A difficulty with lists

Terry Reedy tjreedy at udel.edu
Wed Aug 15 20:21:22 EDT 2012


On 8/15/2012 5:58 PM, Rob Day wrote:

 > Madison May wrote:
>     The list nlist inside of function xx is not the same as the variable
>     u outside of the function:  nlist and u refer to two separate list
>     objects.  When you modify nlist, you are not modifying u.
>     <http://mail.python.org/mailman/listinfo/python-list>

This is confused and wrong. The parameter *name* 'nlist' of function xx 
is not the same as the *name* 'u' outside the function. The call xx(u) 
binds nlist to the same object that u is bound to. At that point, the 
two name *are* bound to the same list object. The statement 
"nlist+=[999]" dodifying nlist *does* modify u. The subsequent 
assignment statement "nlist=nlist[:-1]" rebinds 'nlist' to a *new* list 
object. That new object gets deleted when the function returns. So the 
rebinding is completely useless.

This sequence, modifying the input argument and then rebinding to a new 
object, is bad code.

> Well - that's not quite true. Before calling the function, u is [1, 2,
> 3, 4] - but after calling the function,  u is [1, 2, 3, 4, 999]. This is
> a result of using 'nlist += [999]' - the same thing doesn't happen if
> you use 'nlist = nlist+[999]' instead.
>
> I'm not completely aware of what's going on behind the scenes here, but

you got it right.

> I think the problem is that 'nlist' is actually a reference to a list
> object - it points to the same place as u.

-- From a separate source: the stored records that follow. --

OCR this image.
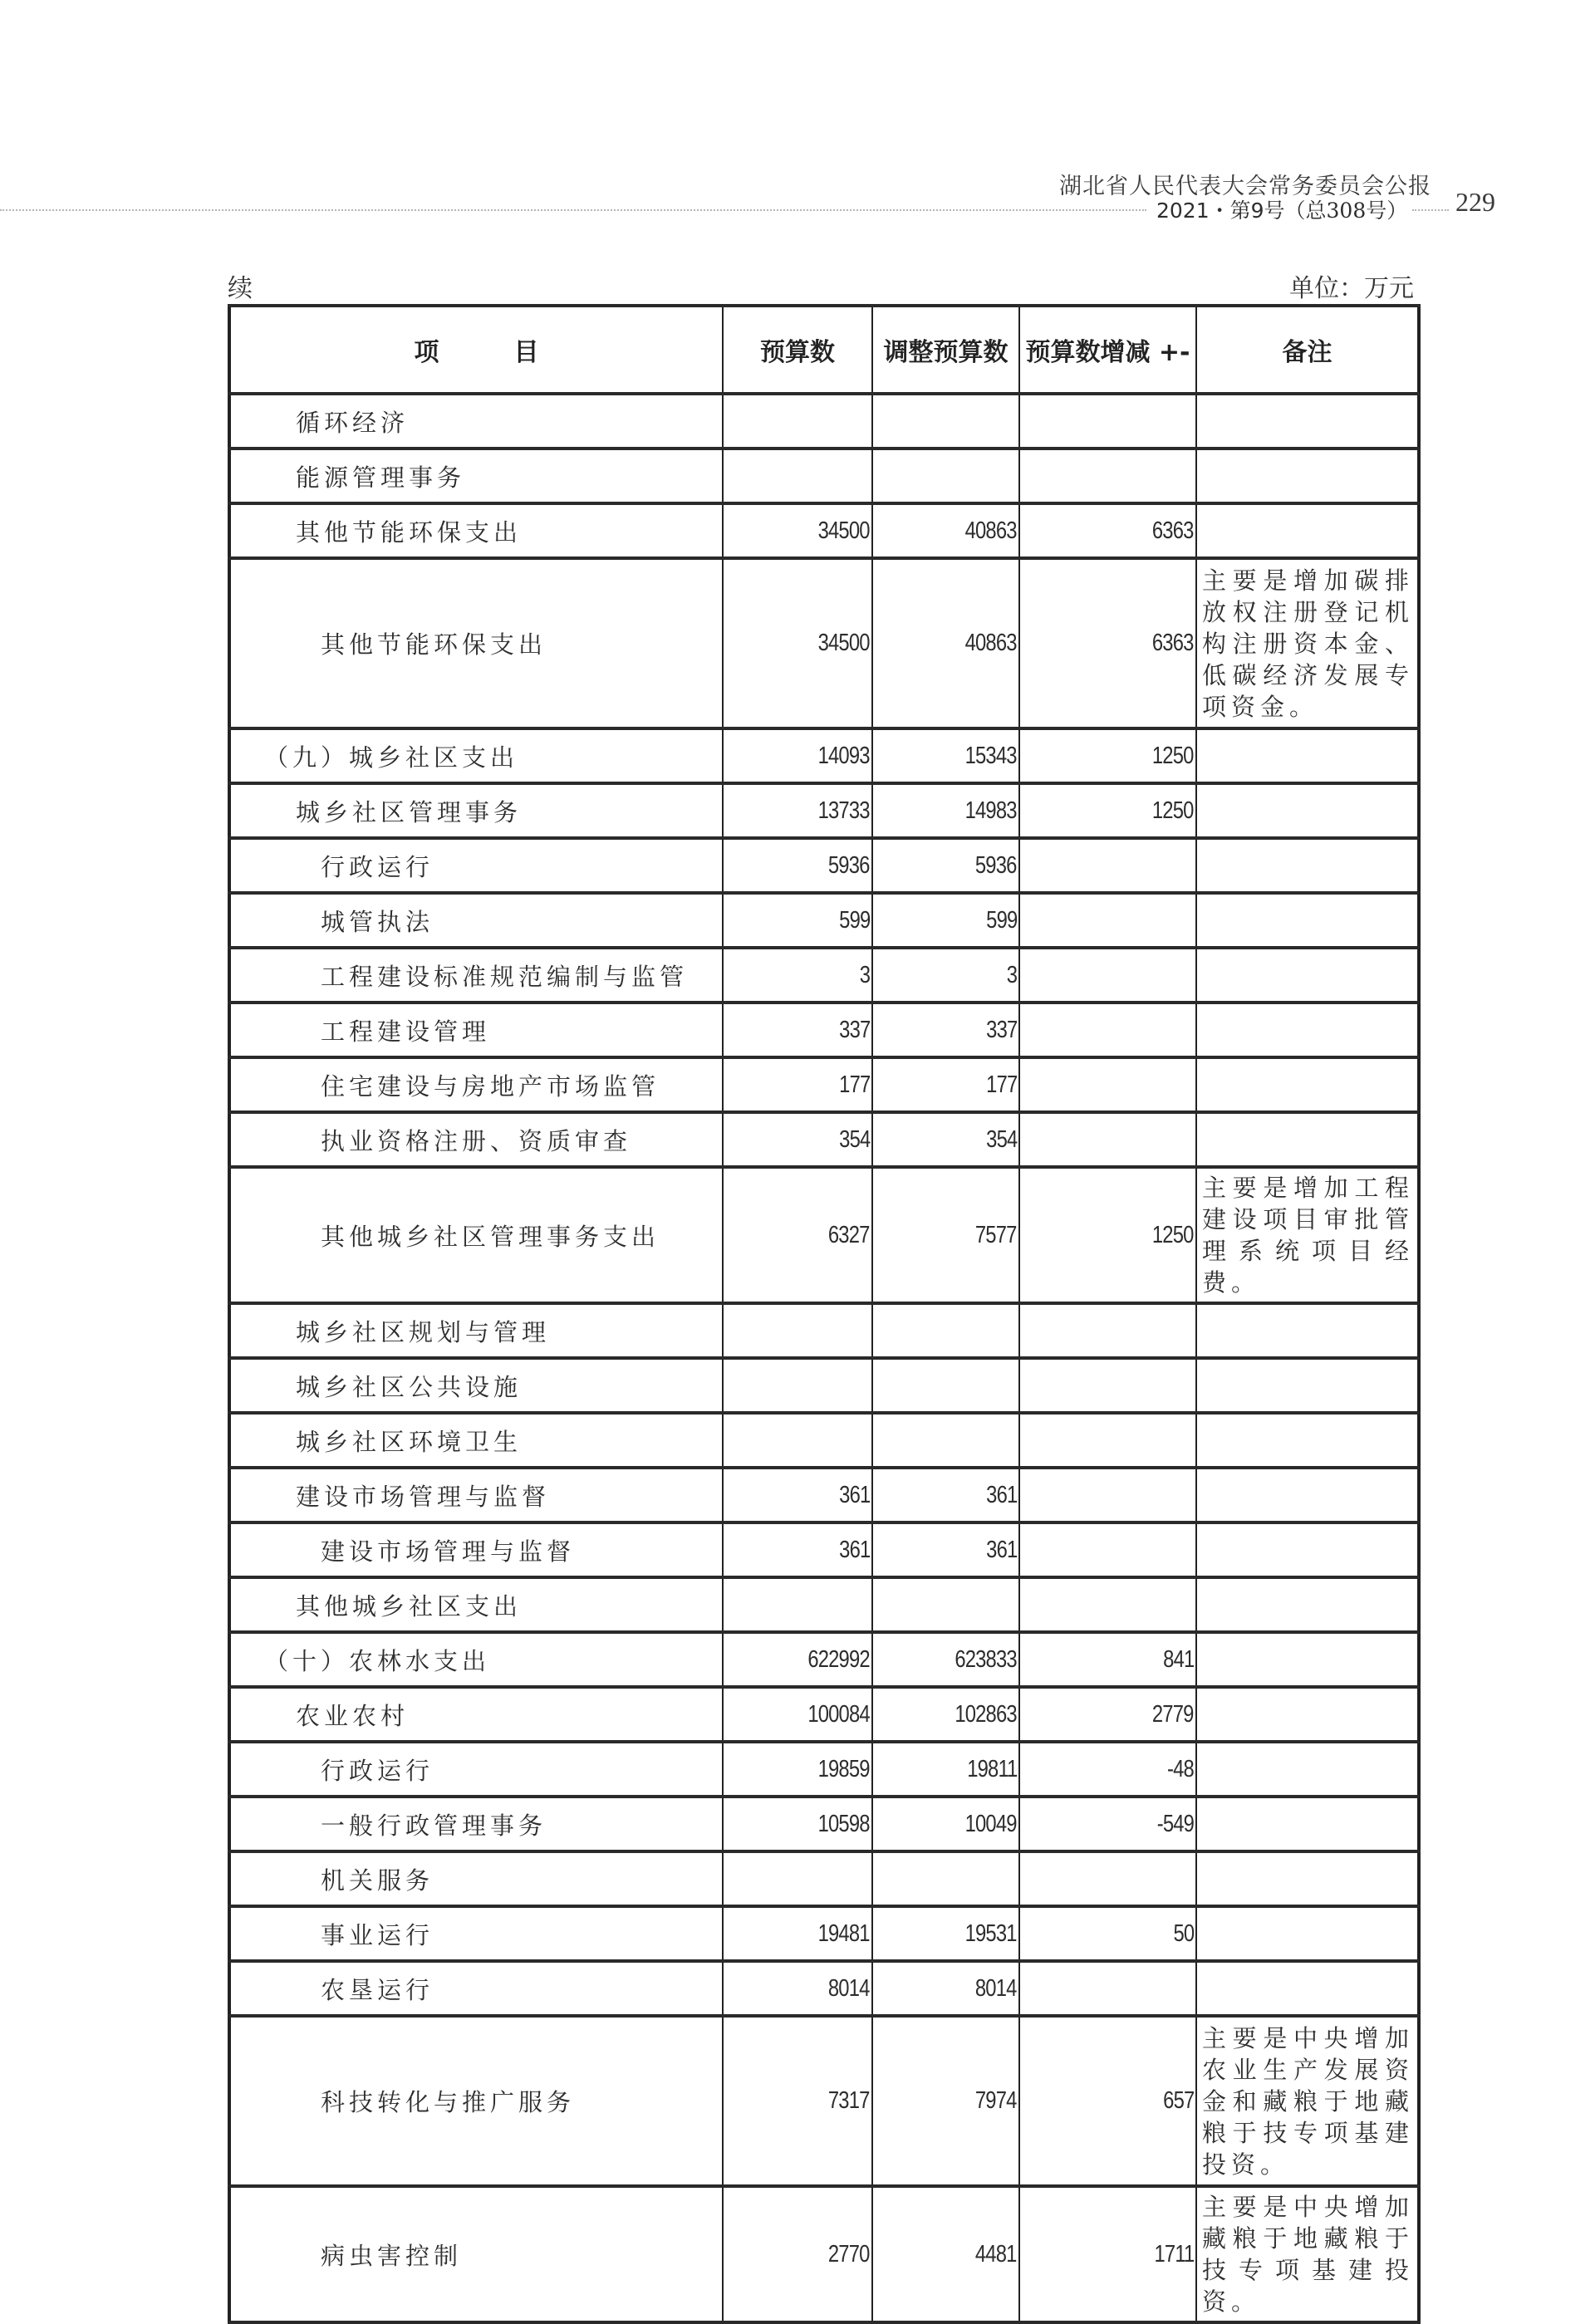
湖北省人民代表大会常务委员会公报
2021・第9号（总308号） 229
续	单位：万元
项 目	预算数	调整预算数	预算数增减 +-	备注
循环经济				
能源管理事务				
其他节能环保支出	34500	40863	6363	
其他节能环保支出	34500	40863	6363	主要是增加碳排放权注册登记机构注册资本金、低碳经济发展专项资金。
（九）城乡社区支出	14093	15343	1250	
城乡社区管理事务	13733	14983	1250	
行政运行	5936	5936		
城管执法	599	599		
工程建设标准规范编制与监管	3	3		
工程建设管理	337	337		
住宅建设与房地产市场监管	177	177		
执业资格注册、资质审查	354	354		
其他城乡社区管理事务支出	6327	7577	1250	主要是增加工程建设项目审批管理系统项目经费。
城乡社区规划与管理				
城乡社区公共设施				
城乡社区环境卫生				
建设市场管理与监督	361	361		
建设市场管理与监督	361	361		
其他城乡社区支出				
（十）农林水支出	622992	623833	841	
农业农村	100084	102863	2779	
行政运行	19859	19811	-48	
一般行政管理事务	10598	10049	-549	
机关服务				
事业运行	19481	19531	50	
农垦运行	8014	8014		
科技转化与推广服务	7317	7974	657	主要是中央增加农业生产发展资金和藏粮于地藏粮于技专项基建投资。
病虫害控制	2770	4481	1711	主要是中央增加藏粮于地藏粮于技专项基建投资。
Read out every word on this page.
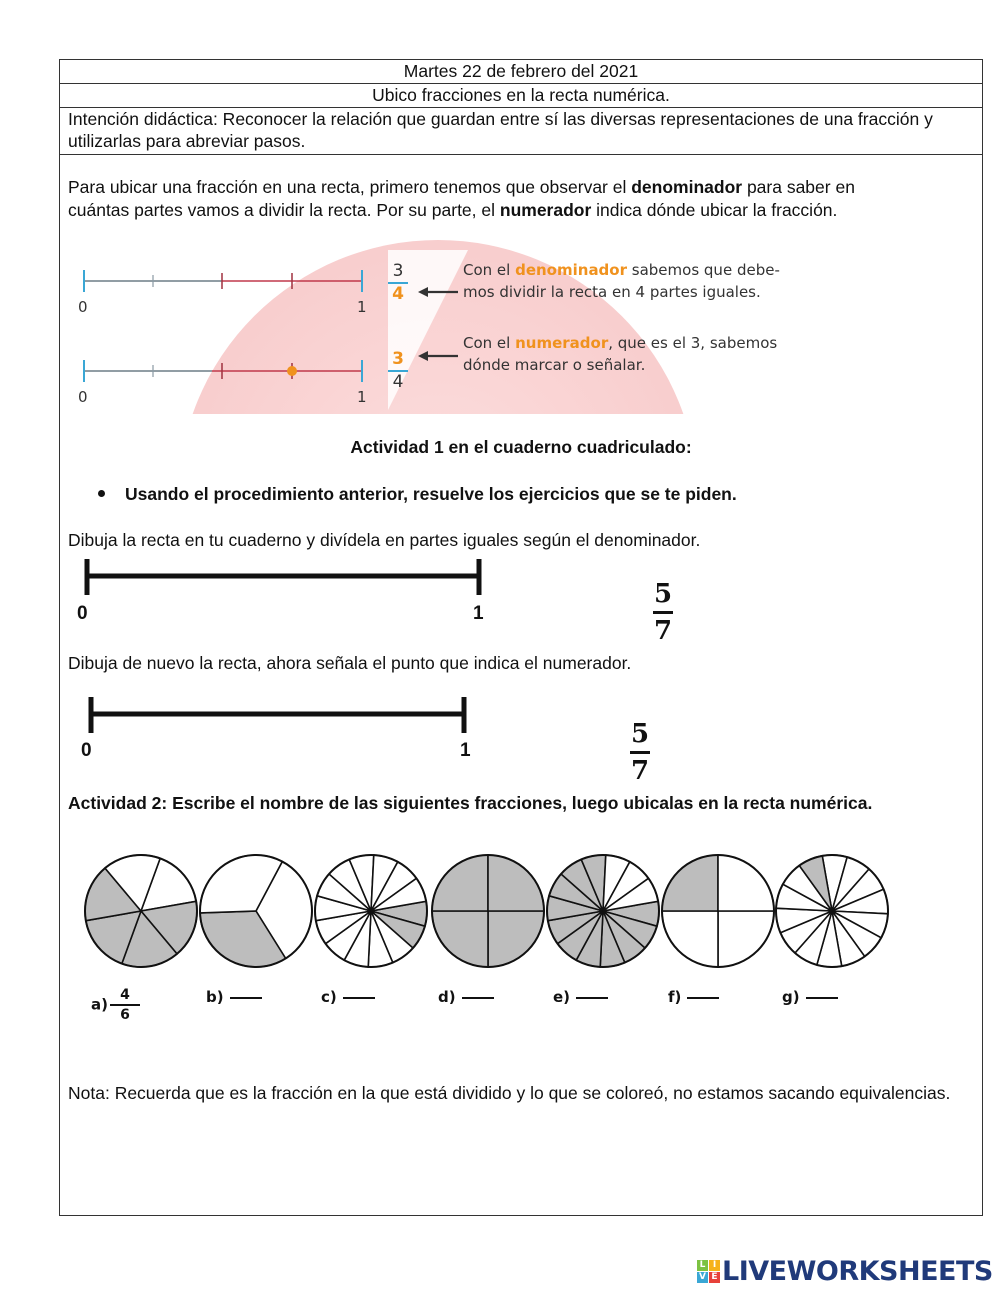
Martes 22 de febrero del 2021
Ubico fracciones en la recta numérica.
Intención didáctica: Reconocer la relación que guardan entre sí las diversas representaciones de una fracción y utilizarlas para abreviar pasos.
Para ubicar una fracción en una recta, primero tenemos que observar el denominador para saber en
cuántas partes vamos a dividir la recta. Por su parte, el numerador indica dónde ubicar la fracción.
0	1
0	1
3
4
3
4
Con el denominador sabemos que debe-
mos dividir la recta en 4 partes iguales.
Con el numerador, que es el 3, sabemos
dónde marcar o señalar.
Actividad 1 en el cuaderno cuadriculado:
Usando el procedimiento anterior, resuelve los ejercicios que se te piden.
Dibuja la recta en tu cuaderno y divídela en partes iguales según el denominador.
0	1
5
7
Dibuja de nuevo la recta, ahora señala el punto que indica el numerador.
0	1
5
7
Actividad 2: Escribe el nombre de las siguientes fracciones, luego ubicalas en la recta numérica.
$a) \frac{4}{6}$	b)	c)	d)	e)	f)	g)
Nota: Recuerda que es la fracción en la que está dividido y lo que se coloreó, no estamos sacando equivalencias.
L I
V E LIVEWORKSHEETS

Calling a python function binds parameter names to argument objects or 
(for *args and **kwds parameters) a collection based on argument objects.

> When you assign to it within
> the function, then it becomes separate from u - which is why nlist =
> nlist+[999] and nlist = nlist[:-1] don't modify u - but if you modify
> nlist in place before doing that, such as by using +=, then it's still
> pointing to u, and so u gets modified as well.